As soon as they’re out the door, I feel the relief flood over me and I sit next to Steven again on the couch.

“Steven…do I really sicken you?” I just have to be sure.

“No,” he puts down his magazine and turns to me. “I sicken me because you’re supposed to sicken me but you don’t.”

“Well I feel the same way,” I assure him. “I mean I like how scruffy you are,” I smile.

“Of course you do,” he teases. Then he shakes his head after a moment. “Man, you know what? Screw it. Let’s just do what we want, okay?”

I was hoping he’d say that. I lean forward to kiss him, but remember one more thing.

“Okay, but what about Michael?”

“Details, baby. Details,” he shrugs before pulling me close.

We start to kiss again, but after a moment I pull back. “You know, where do Eric and Donna get off thinking they can tell us what to do?” I lean back against the couch.

Steven shakes his head and stands up. He walks over to get a soda from off the washing machine. “I don’t know, Jackie. It’s why I wanted to keep this under wraps you know? You had to know they wouldn’t understand.”

“Yeah, I know. It just bugs me that my best friend would do that to me,” I say sadly. “And yours to you.”

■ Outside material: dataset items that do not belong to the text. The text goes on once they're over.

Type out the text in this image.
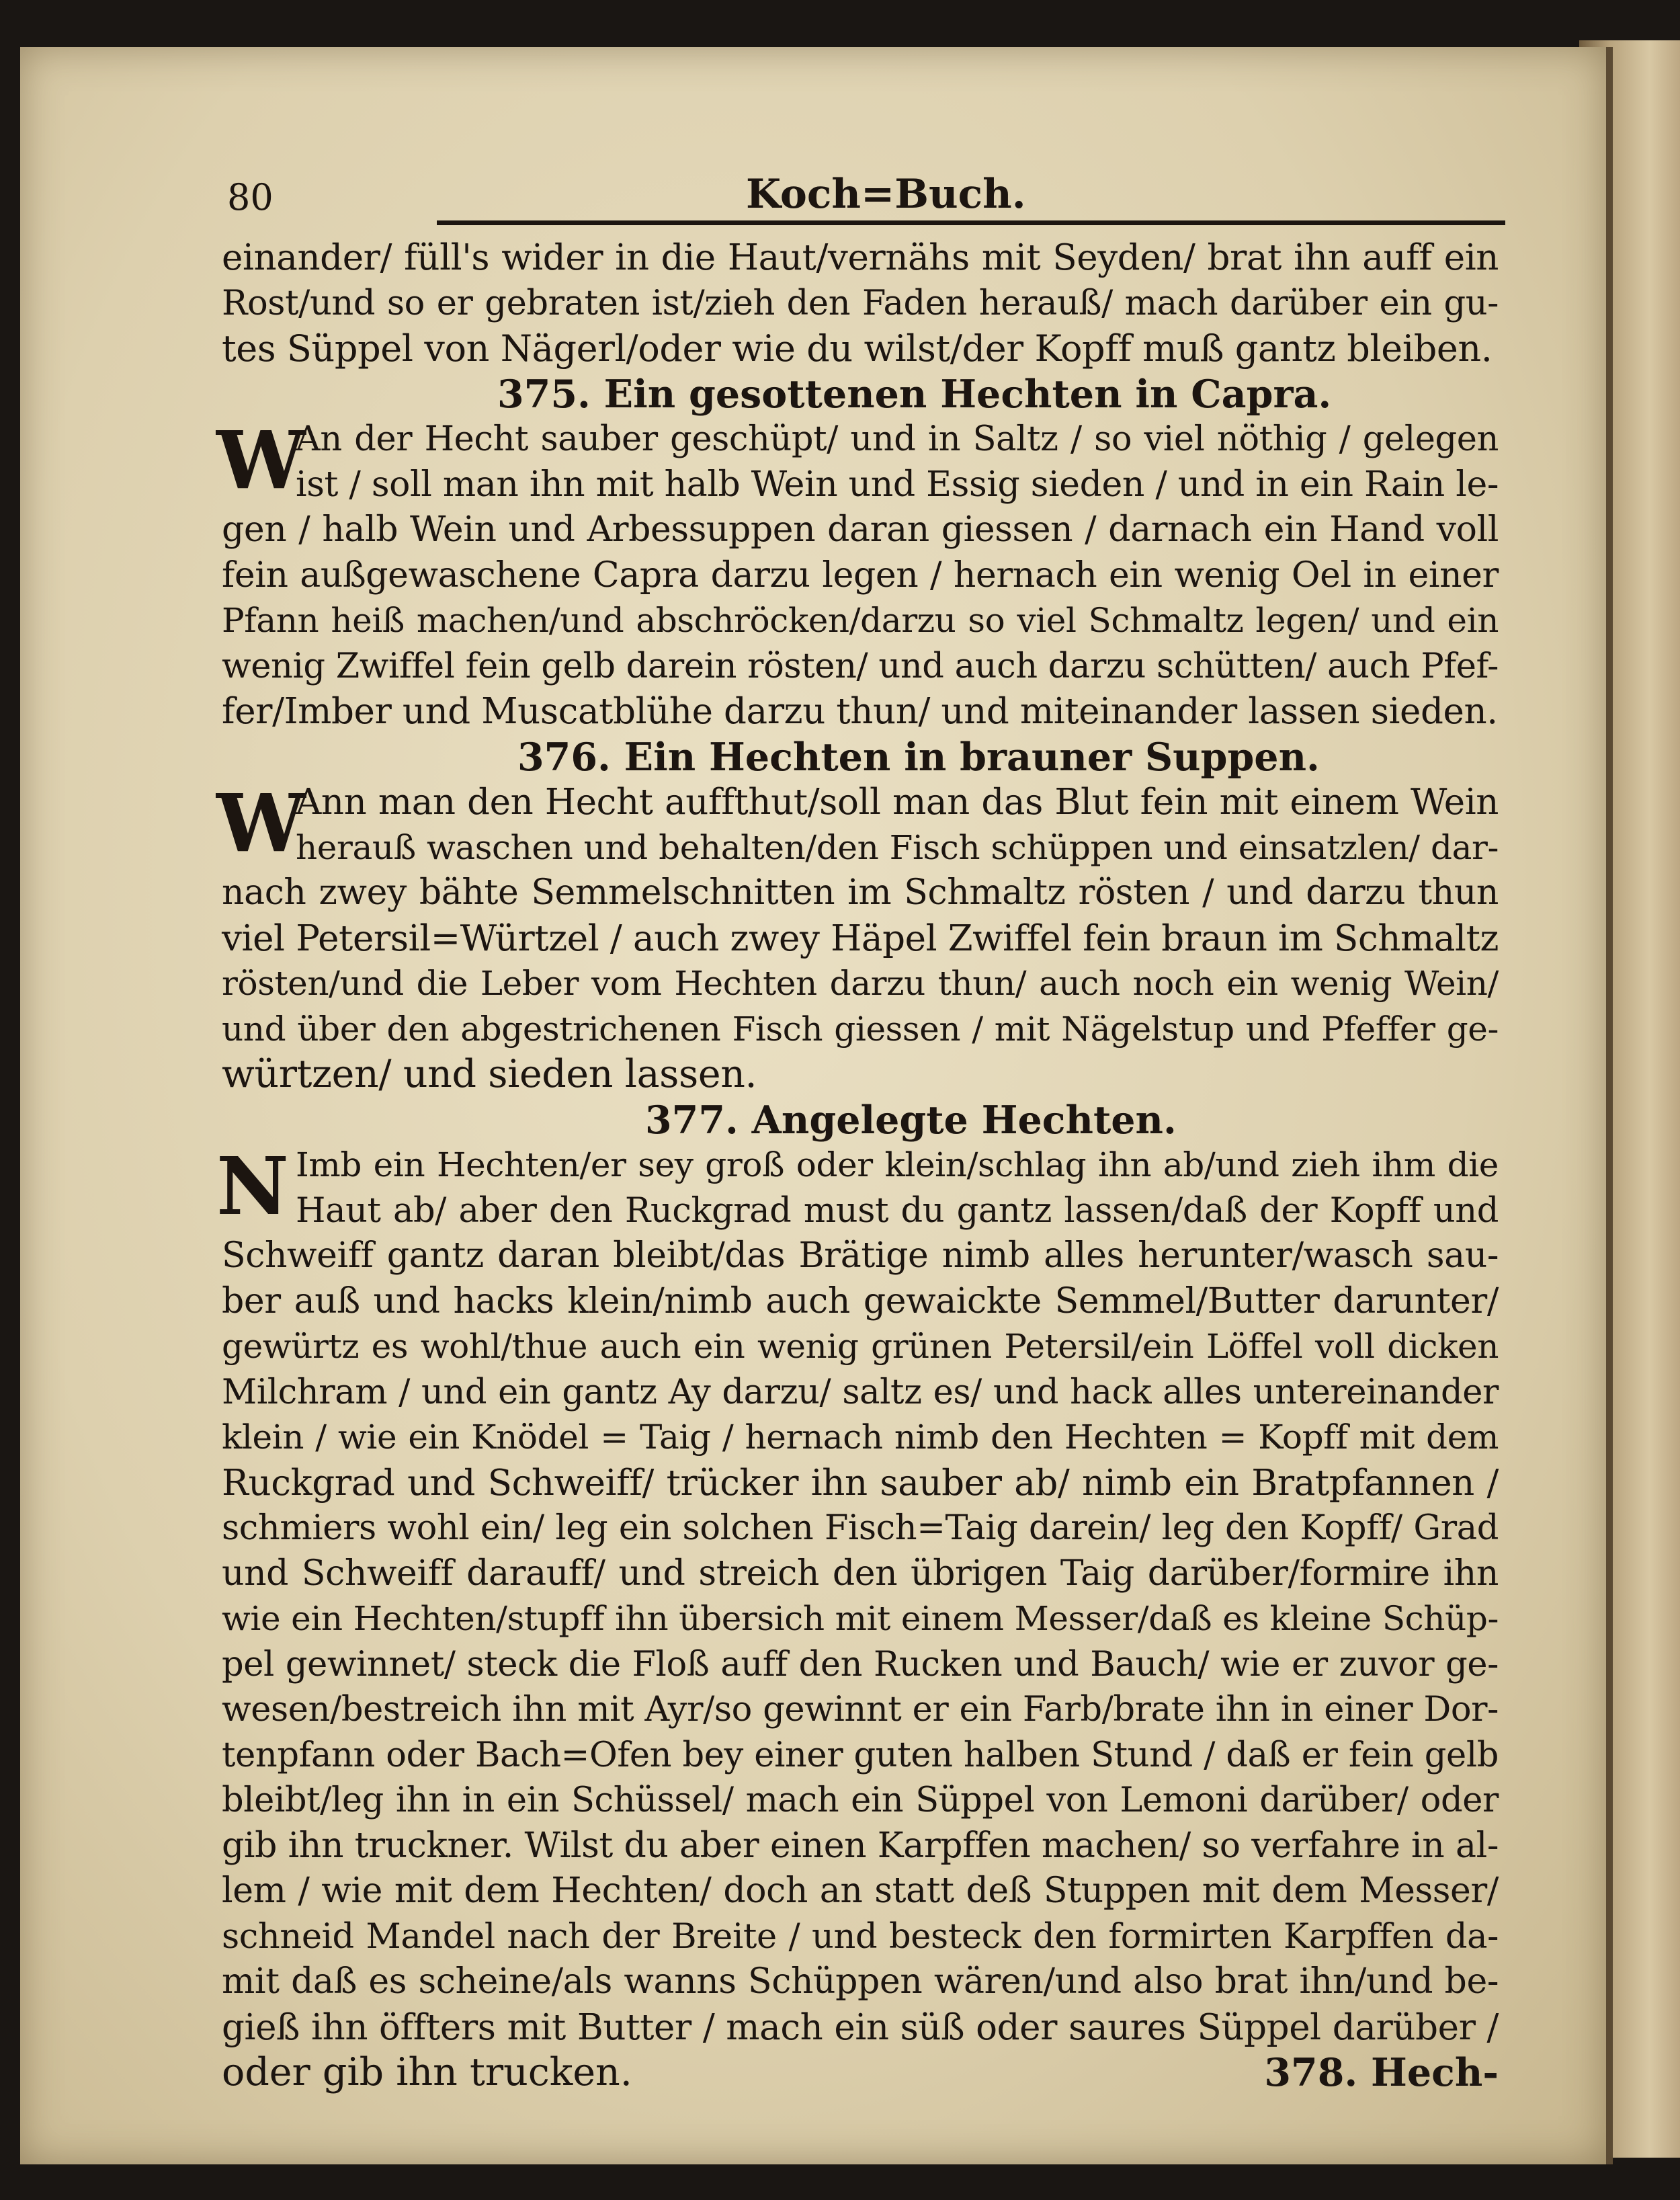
80	Koch=Buch.
einander/ füll's wider in die Haut/vernähs mit Seyden/ brat ihn auff ein
Rost/und so er gebraten ist/zieh den Faden herauß/ mach darüber ein gu-
tes Süppel von Nägerl/oder wie du wilst/der Kopff muß gantz bleiben.
375. Ein gesottenen Hechten in Capra.
W
An der Hecht sauber geschüpt/ und in Saltz / so viel nöthig / gelegen
ist / soll man ihn mit halb Wein und Essig sieden / und in ein Rain le-
gen / halb Wein und Arbessuppen daran giessen / darnach ein Hand voll
fein außgewaschene Capra darzu legen / hernach ein wenig Oel in einer
Pfann heiß machen/und abschröcken/darzu so viel Schmaltz legen/ und ein
wenig Zwiffel fein gelb darein rösten/ und auch darzu schütten/ auch Pfef-
fer/Imber und Muscatblühe darzu thun/ und miteinander lassen sieden.
376. Ein Hechten in brauner Suppen.
W
Ann man den Hecht auffthut/soll man das Blut fein mit einem Wein
herauß waschen und behalten/den Fisch schüppen und einsatzlen/ dar-
nach zwey bähte Semmelschnitten im Schmaltz rösten / und darzu thun
viel Petersil=Würtzel / auch zwey Häpel Zwiffel fein braun im Schmaltz
rösten/und die Leber vom Hechten darzu thun/ auch noch ein wenig Wein/
und über den abgestrichenen Fisch giessen / mit Nägelstup und Pfeffer ge-
würtzen/ und sieden lassen.
377. Angelegte Hechten.
N Imb ein Hechten/er sey groß oder klein/schlag ihn ab/und zieh ihm die
Haut ab/ aber den Ruckgrad must du gantz lassen/daß der Kopff und
Schweiff gantz daran bleibt/das Brätige nimb alles herunter/wasch sau-
ber auß und hacks klein/nimb auch gewaickte Semmel/Butter darunter/
gewürtz es wohl/thue auch ein wenig grünen Petersil/ein Löffel voll dicken
Milchram / und ein gantz Ay darzu/ saltz es/ und hack alles untereinander
klein / wie ein Knödel = Taig / hernach nimb den Hechten = Kopff mit dem
Ruckgrad und Schweiff/ trücker ihn sauber ab/ nimb ein Bratpfannen /
schmiers wohl ein/ leg ein solchen Fisch=Taig darein/ leg den Kopff/ Grad
und Schweiff darauff/ und streich den übrigen Taig darüber/formire ihn
wie ein Hechten/stupff ihn übersich mit einem Messer/daß es kleine Schüp-
pel gewinnet/ steck die Floß auff den Rucken und Bauch/ wie er zuvor ge-
wesen/bestreich ihn mit Ayr/so gewinnt er ein Farb/brate ihn in einer Dor-
tenpfann oder Bach=Ofen bey einer guten halben Stund / daß er fein gelb
bleibt/leg ihn in ein Schüssel/ mach ein Süppel von Lemoni darüber/ oder
gib ihn truckner. Wilst du aber einen Karpffen machen/ so verfahre in al-
lem / wie mit dem Hechten/ doch an statt deß Stuppen mit dem Messer/
schneid Mandel nach der Breite / und besteck den formirten Karpffen da-
mit daß es scheine/als wanns Schüppen wären/und also brat ihn/und be-
gieß ihn öffters mit Butter / mach ein süß oder saures Süppel darüber /
oder gib ihn trucken.	378. Hech-
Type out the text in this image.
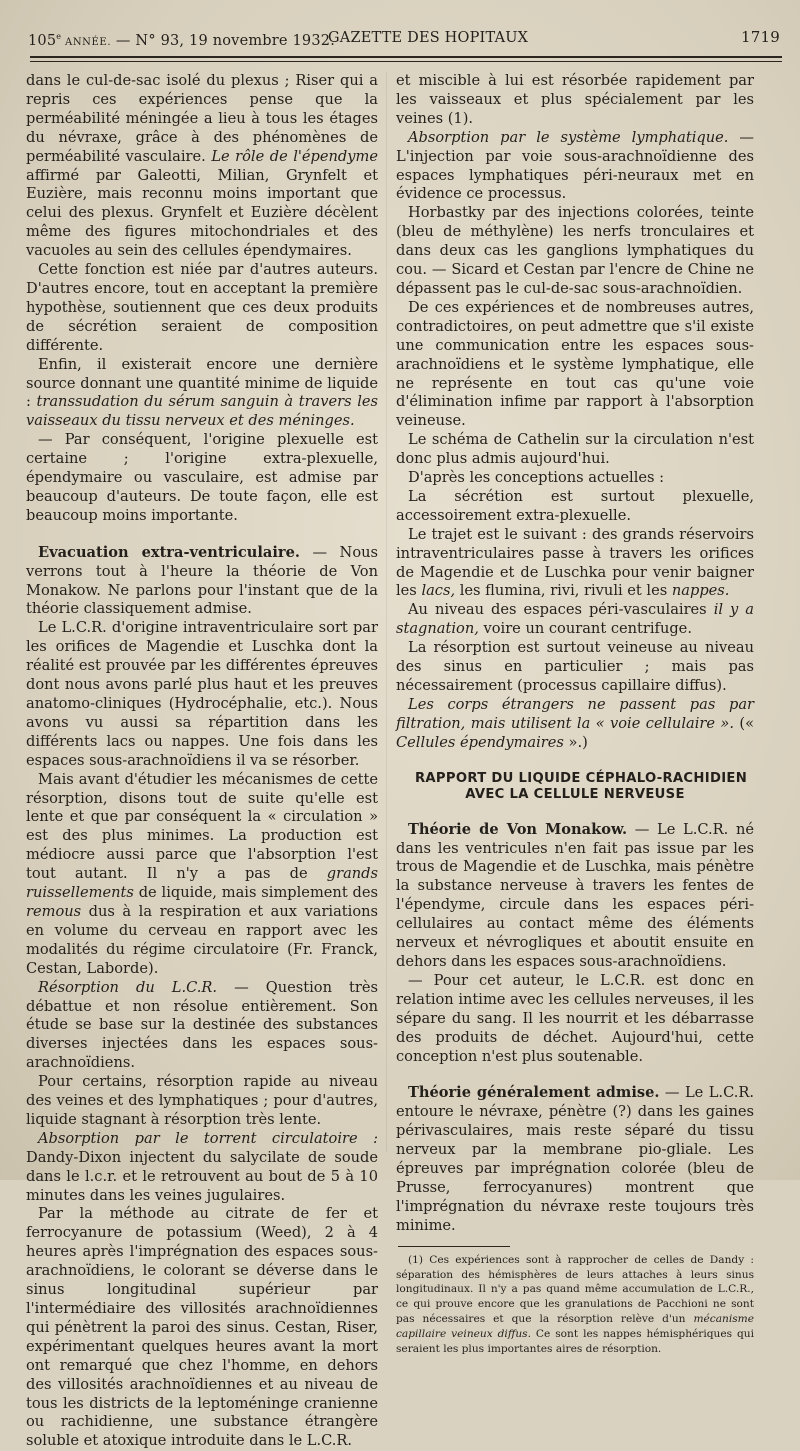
105e ANNÉE. — N° 93, 19 novembre 1932.
GAZETTE DES HOPITAUX	1719

dans le cul-de-sac isolé du plexus ; Riser qui a repris ces expériences pense que la perméabilité méningée a lieu à tous les étages du névraxe, grâce à des phénomènes de perméabilité vasculaire. Le rôle de l'épendyme affirmé par Galeotti, Milian, Grynfelt et Euzière, mais reconnu moins important que celui des plexus. Grynfelt et Euzière décèlent même des figures mitochondriales et des vacuoles au sein des cellules épendymaires.

Cette fonction est niée par d'autres auteurs. D'autres encore, tout en acceptant la première hypothèse, soutiennent que ces deux produits de sécrétion seraient de composition différente.

Enfin, il existerait encore une dernière source donnant une quantité minime de liquide : transsudation du sérum sanguin à travers les vaisseaux du tissu nerveux et des méninges.

— Par conséquent, l'origine plexuelle est certaine ; l'origine extra-plexuelle, épendymaire ou vasculaire, est admise par beaucoup d'auteurs. De toute façon, elle est beaucoup moins importante.

Evacuation extra-ventriculaire. — Nous verrons tout à l'heure la théorie de Von Monakow. Ne parlons pour l'instant que de la théorie classiquement admise.

Le L.C.R. d'origine intraventriculaire sort par les orifices de Magendie et Luschka dont la réalité est prouvée par les différentes épreuves dont nous avons parlé plus haut et les preuves anatomo-cliniques (Hydrocéphalie, etc.). Nous avons vu aussi sa répartition dans les différents lacs ou nappes. Une fois dans les espaces sous-arachnoïdiens il va se résorber.

Mais avant d'étudier les mécanismes de cette résorption, disons tout de suite qu'elle est lente et que par conséquent la « circulation » est des plus minimes. La production est médiocre aussi parce que l'absorption l'est tout autant. Il n'y a pas de grands ruissellements de liquide, mais simplement des remous dus à la respiration et aux variations en volume du cerveau en rapport avec les modalités du régime circulatoire (Fr. Franck, Cestan, Laborde).

Résorption du L.C.R. — Question très débattue et non résolue entièrement. Son étude se base sur la destinée des substances diverses injectées dans les espaces sous-arachnoïdiens.

Pour certains, résorption rapide au niveau des veines et des lymphatiques ; pour d'autres, liquide stagnant à résorption très lente.

Absorption par le torrent circulatoire : Dandy-Dixon injectent du salycilate de soude dans le l.c.r. et le retrouvent au bout de 5 à 10 minutes dans les veines jugulaires.

Par la méthode au citrate de fer et ferrocyanure de potassium (Weed), 2 à 4 heures après l'imprégnation des espaces sous-arachnoïdiens, le colorant se déverse dans le sinus longitudinal supérieur par l'intermédiaire des villosités arachnoïdiennes qui pénètrent la paroi des sinus. Cestan, Riser, expérimentant quelques heures avant la mort ont remarqué que chez l'homme, en dehors des villosités arachnoïdiennes et au niveau de tous les districts de la leptoméninge cranienne ou rachidienne, une substance étrangère soluble et atoxique introduite dans le L.C.R.

et miscible à lui est résorbée rapidement par les vaisseaux et plus spécialement par les veines (1).

Absorption par le système lymphatique. — L'injection par voie sous-arachnoïdienne des espaces lymphatiques péri-neuraux met en évidence ce processus.

Horbastky par des injections colorées, teinte (bleu de méthylène) les nerfs tronculaires et dans deux cas les ganglions lymphatiques du cou. — Sicard et Cestan par l'encre de Chine ne dépassent pas le cul-de-sac sous-arachnoïdien.

De ces expériences et de nombreuses autres, contradictoires, on peut admettre que s'il existe une communication entre les espaces sous-arachnoïdiens et le système lymphatique, elle ne représente en tout cas qu'une voie d'élimination infime par rapport à l'absorption veineuse.

Le schéma de Cathelin sur la circulation n'est donc plus admis aujourd'hui.

D'après les conceptions actuelles :

La sécrétion est surtout plexuelle, accessoirement extra-plexuelle.

Le trajet est le suivant : des grands réservoirs intraventriculaires passe à travers les orifices de Magendie et de Luschka pour venir baigner les lacs, les flumina, rivi, rivuli et les nappes.

Au niveau des espaces péri-vasculaires il y a stagnation, voire un courant centrifuge.

La résorption est surtout veineuse au niveau des sinus en particulier ; mais pas nécessairement (processus capillaire diffus).

Les corps étrangers ne passent pas par filtration, mais utilisent la « voie cellulaire ». (« Cellules épendymaires ».)

RAPPORT DU LIQUIDE CÉPHALO-RACHIDIEN
AVEC LA CELLULE NERVEUSE

Théorie de Von Monakow. — Le L.C.R. né dans les ventricules n'en fait pas issue par les trous de Magendie et de Luschka, mais pénètre la substance nerveuse à travers les fentes de l'épendyme, circule dans les espaces péri-cellulaires au contact même des éléments nerveux et névrogliques et aboutit ensuite en dehors dans les espaces sous-arachnoïdiens.

— Pour cet auteur, le L.C.R. est donc en relation intime avec les cellules nerveuses, il les sépare du sang. Il les nourrit et les débarrasse des produits de déchet. Aujourd'hui, cette conception n'est plus soutenable.

Théorie généralement admise. — Le L.C.R. entoure le névraxe, pénètre (?) dans les gaines périvasculaires, mais reste séparé du tissu nerveux par la membrane pio-gliale. Les épreuves par imprégnation colorée (bleu de Prusse, ferrocyanures) montrent que l'imprégnation du névraxe reste toujours très minime.

(1) Ces expériences sont à rapprocher de celles de Dandy : séparation des hémisphères de leurs attaches à leurs sinus longitudinaux. Il n'y a pas quand même accumulation de L.C.R., ce qui prouve encore que les granulations de Pacchioni ne sont pas nécessaires et que la résorption relève d'un mécanisme capillaire veineux diffus. Ce sont les nappes hémisphériques qui seraient les plus importantes aires de résorption.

“Like I said, let’s just do what we want, okay?” Steven sits in his chair. I nod. “Come’ ere,” he says.

I stand up and sit on his lap, resting my head on his shoulder. And suddenly I feel so much better.

Sure, there was trouble with my mom. And my dad was having some mysterious problems at work. And my best friend was going to another school. And the rest of my friends were going to be leaving soon. But all of this didn’t seem so challenging when I knew I had Steven by my side. And I was sure of that now.

And I think I finally figured it out. The key to what to do with your past. Some people believe that your past is only going to hold you back. Others say you must keep it close because it has made you who you are.

But the truth was…both. Sometimes you had to keep parts of your past with you, because yes, they have made you what you are. They have taught you lessons and help made you a stronger person. But certain parts of your past you have to let go of so you could keep growing, and become even better than you thought was ever possible. And you could achieve things so great you’d never even dreamed of.

I lift my head and look at Steven. He glances away from the TV and returns my gaze. I purse my lips and he leans down to meet my kiss. It’s gentle yet immensely powerful.

I sit upright and loop my arm behind his neck. “You know,” I say, because what I’m thinking needs to be said. I think of everything that has happened with my family and friends, and everything that was happening and will happen. “We’re all alright.”

Steven nods and squeezes his arm around my waist. “We’re all alright.”